AL: Lisa’s pregnancy progressed normally, and we were excited to start our Lamaze classes in March 1986, about two months before Lisa’s due date. On a Friday night, February 28, she began having indigestion and back pain. We didn’t know what was going on, so she just tolerated the discomfort, thinking maybe it was related to something she ate or to false labor pains. By Sunday morning, March 2, we knew she was hurting way too badly. Something was wrong, and we needed to go to the hospital.
We arrived at St. Francis Medical Center in Monroe between six and seven A.M. Lisa had only gained about ten pounds, and the nurse who checked us in said to her, “What are you doing here? You don’t even look like you’re pregnant.” She didn’t even call the doctor right away.
Before long, they took Lisa to examine her while I sat in a waiting room alone. My parents were at home getting ready for church and waiting to hear from me whether they needed to come to the hospital or not. They did!

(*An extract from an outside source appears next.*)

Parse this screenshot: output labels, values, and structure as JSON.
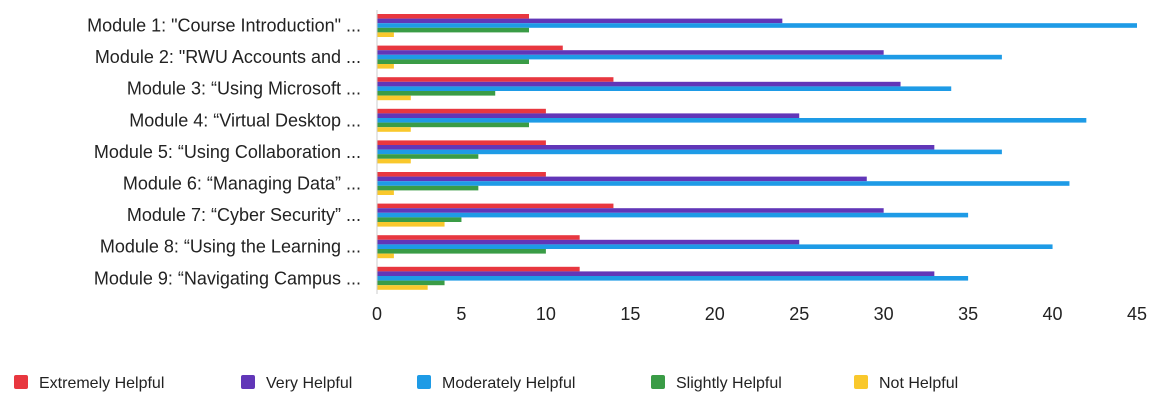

About nine A.M. Lisa’s doctor found me and asked, “Al, are you ready to have a baby?” I could hardly believe what he had said. A baby? Right then?
There was no stopping the delivery. Lisa had progressed too far, even though she was only twenty-nine weeks pregnant. All those pains she had been having over the weekend were contractions, and we didn’t know it.
“There will be complications,” the doctor told me. “Neonatal ICU right away,” he said. “Fifty-fifty chance of survival.” The words echoed through my head. I had never been so frightened in my life.
I was twenty-one years old, all alone in a hospital. In total shock, trying to process everything the doctor had said, I walked to the nearest pay phone to call my parents and Lisa’s parents to ask them to come to the hospital.
Before any family had arrived, Elizabeth Anna Robertson was born at 10:10 A.M. that Sunday morning. She was twelve inches long and weighed only about one pound, fifteen ounces at birth. After the intensity of the situation began to calm down, my inner outdoorsman took over and I thought, I have caught fish bigger than this!
The doctors and nurses immediately put Anna on a ventilator because she was so tiny. Lisa was in recovery and our parents weren’t there, so I walked alone and dazed to the neonatal intensive care unit to see my new daughter.